What defines me?

Cancer , A Dozen Kids , Life, Struggle

I have had a hard time getting my voice out for what I will and will not do in my fight against cancer. There are certain treatments that make me to sick to be a mom. I have really thought long and hard about everything from the very moment I got the Danielle I am sorry to say but you have cancer. I have an abundance of love and support. I know that if I choose to battle this in a way that left me unable to care for myself there would be people there at my side to care for me. My fear isn’t really that everyone wouldn’t do what needed to be done it’s that I have no idea when my time to go is. No one does not some doctor with a percentage chart based on my cancer growth, not me by saying that I will not take chemo-radio no one person can say my time span. God and only God has that power.
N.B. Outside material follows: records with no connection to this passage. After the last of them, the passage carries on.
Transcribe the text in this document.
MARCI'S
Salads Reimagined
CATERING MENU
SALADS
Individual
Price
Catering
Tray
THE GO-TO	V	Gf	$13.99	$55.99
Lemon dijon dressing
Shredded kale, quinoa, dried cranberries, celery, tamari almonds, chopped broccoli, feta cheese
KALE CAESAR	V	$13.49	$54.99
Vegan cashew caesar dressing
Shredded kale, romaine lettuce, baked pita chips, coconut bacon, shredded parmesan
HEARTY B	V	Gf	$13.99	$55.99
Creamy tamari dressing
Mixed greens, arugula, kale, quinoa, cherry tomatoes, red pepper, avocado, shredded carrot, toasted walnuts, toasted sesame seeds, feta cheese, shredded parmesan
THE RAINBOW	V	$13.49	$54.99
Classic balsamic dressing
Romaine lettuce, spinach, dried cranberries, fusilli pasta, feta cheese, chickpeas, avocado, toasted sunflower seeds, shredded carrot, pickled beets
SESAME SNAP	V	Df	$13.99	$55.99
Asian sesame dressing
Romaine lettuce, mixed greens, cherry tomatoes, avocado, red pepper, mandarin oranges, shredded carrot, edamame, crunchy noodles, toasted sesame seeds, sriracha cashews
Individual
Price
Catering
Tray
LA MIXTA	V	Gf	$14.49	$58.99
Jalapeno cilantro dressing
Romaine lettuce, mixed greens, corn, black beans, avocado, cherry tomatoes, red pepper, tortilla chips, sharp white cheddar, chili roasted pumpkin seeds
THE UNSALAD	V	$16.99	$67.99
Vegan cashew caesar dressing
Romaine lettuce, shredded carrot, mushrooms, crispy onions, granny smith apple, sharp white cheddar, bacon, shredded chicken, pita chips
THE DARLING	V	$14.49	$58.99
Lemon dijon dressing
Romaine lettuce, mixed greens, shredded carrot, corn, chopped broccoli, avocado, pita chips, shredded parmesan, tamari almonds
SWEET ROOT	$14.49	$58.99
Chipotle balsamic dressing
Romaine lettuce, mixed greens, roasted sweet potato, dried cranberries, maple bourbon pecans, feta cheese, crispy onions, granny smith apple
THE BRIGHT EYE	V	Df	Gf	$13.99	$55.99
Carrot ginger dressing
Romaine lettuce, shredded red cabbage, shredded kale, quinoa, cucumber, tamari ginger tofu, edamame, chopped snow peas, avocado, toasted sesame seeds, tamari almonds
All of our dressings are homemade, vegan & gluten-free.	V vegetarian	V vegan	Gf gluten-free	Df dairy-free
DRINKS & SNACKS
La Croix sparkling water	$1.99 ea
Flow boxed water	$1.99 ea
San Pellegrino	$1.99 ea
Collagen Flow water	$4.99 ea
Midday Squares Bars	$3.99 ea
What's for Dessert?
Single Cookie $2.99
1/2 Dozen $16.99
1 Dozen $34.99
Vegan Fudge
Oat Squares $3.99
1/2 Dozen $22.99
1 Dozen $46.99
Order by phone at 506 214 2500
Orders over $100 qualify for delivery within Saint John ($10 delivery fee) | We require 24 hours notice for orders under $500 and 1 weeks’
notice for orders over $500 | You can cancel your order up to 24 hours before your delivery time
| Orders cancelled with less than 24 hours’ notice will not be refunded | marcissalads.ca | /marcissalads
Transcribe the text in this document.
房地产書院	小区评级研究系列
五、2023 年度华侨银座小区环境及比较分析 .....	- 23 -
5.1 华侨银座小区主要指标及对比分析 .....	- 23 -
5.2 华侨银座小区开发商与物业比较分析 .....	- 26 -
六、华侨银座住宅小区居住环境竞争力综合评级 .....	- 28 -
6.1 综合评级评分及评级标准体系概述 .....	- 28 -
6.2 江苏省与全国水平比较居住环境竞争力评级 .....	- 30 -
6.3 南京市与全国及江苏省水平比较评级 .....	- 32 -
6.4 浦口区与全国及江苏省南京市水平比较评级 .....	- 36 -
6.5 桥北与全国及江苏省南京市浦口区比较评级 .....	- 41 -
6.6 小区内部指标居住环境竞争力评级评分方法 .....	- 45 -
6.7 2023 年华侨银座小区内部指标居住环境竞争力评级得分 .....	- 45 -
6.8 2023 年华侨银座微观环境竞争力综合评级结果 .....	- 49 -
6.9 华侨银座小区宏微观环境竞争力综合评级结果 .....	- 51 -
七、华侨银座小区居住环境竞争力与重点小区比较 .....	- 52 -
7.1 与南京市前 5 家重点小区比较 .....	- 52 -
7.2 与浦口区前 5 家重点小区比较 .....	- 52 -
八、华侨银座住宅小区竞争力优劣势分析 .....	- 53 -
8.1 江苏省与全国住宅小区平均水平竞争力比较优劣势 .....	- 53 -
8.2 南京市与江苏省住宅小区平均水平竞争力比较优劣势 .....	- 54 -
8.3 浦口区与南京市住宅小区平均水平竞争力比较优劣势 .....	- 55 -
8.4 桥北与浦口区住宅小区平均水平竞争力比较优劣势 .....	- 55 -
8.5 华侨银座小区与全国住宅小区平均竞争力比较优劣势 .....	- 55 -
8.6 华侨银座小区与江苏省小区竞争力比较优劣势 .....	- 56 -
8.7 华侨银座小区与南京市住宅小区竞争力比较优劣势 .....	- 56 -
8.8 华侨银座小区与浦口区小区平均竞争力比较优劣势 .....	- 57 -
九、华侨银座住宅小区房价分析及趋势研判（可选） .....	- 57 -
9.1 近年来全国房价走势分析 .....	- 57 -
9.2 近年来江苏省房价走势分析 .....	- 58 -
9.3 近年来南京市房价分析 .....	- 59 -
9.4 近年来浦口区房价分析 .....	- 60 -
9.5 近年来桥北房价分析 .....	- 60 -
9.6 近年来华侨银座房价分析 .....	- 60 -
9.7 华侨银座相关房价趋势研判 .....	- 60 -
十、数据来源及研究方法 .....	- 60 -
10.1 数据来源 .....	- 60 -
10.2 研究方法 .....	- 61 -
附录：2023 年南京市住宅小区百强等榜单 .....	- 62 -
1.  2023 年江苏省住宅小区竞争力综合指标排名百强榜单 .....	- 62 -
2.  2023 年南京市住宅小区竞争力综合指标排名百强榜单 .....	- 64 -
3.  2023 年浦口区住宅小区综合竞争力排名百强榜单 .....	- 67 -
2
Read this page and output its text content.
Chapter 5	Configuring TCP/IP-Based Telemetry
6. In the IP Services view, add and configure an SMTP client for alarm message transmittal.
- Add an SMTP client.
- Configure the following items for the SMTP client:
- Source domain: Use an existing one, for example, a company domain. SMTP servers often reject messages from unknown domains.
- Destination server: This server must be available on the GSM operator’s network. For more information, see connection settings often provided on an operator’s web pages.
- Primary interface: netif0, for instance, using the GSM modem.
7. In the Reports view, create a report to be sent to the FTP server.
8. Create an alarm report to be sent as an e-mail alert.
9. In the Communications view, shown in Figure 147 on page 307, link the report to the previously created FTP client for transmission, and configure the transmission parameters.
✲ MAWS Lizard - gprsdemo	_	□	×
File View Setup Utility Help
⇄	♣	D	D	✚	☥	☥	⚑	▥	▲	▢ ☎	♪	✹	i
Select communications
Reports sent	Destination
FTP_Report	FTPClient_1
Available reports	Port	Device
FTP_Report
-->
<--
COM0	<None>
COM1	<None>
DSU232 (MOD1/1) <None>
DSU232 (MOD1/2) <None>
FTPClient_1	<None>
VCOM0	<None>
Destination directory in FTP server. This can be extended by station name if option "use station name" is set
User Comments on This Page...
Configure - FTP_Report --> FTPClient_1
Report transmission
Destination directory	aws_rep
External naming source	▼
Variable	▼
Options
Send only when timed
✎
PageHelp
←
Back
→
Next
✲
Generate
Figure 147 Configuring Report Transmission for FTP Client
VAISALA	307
Here is what I get to choose I get to choose that EVERY MOMENT I have in my life I live it to the fullest!!!! I am not willing to “fight” by means that takes my quality of life down in a manner that I am no longer happy. Spending 6-12 months in a “unsure” treatment that will tear my body down and leave me so vulnerable more then I already am in a house that has you know 7 kids aka a GAZILLION germs. I don’t want my life spent for even a week not be able to play my full time role as a mother. That isn’t the life I want. I am not saying I am not open to all options that I won’t fight like hell to beat this. Seriously of course I will FIGHT FOR EVERY DAY I can to watch my babies grow. But not at the cost where I am their burden. It was so easy to see after just a few treatments that I would be unable to care for myself. I am not afraid of death when it’s my time I will go to heaven and take care of my babies from up there too trust me. I worry some about where they would go if…. but that if could so easily be some other remote accident. I love my life as a mother it’s all I ever wanted in my entire life. I spend every moment with those I love and I hold them close. I am not spending half my time in a hospital bed if I can avoid it. It’s my life and my choice and I am not trying to hurt anyone making them think I have given up. There is no giving up on my kids never has been. I will fight to be with them always. I just won’t give up my time for a chance…… I will not be needing someone to change my bag….. I can’t do that. I’m only 31.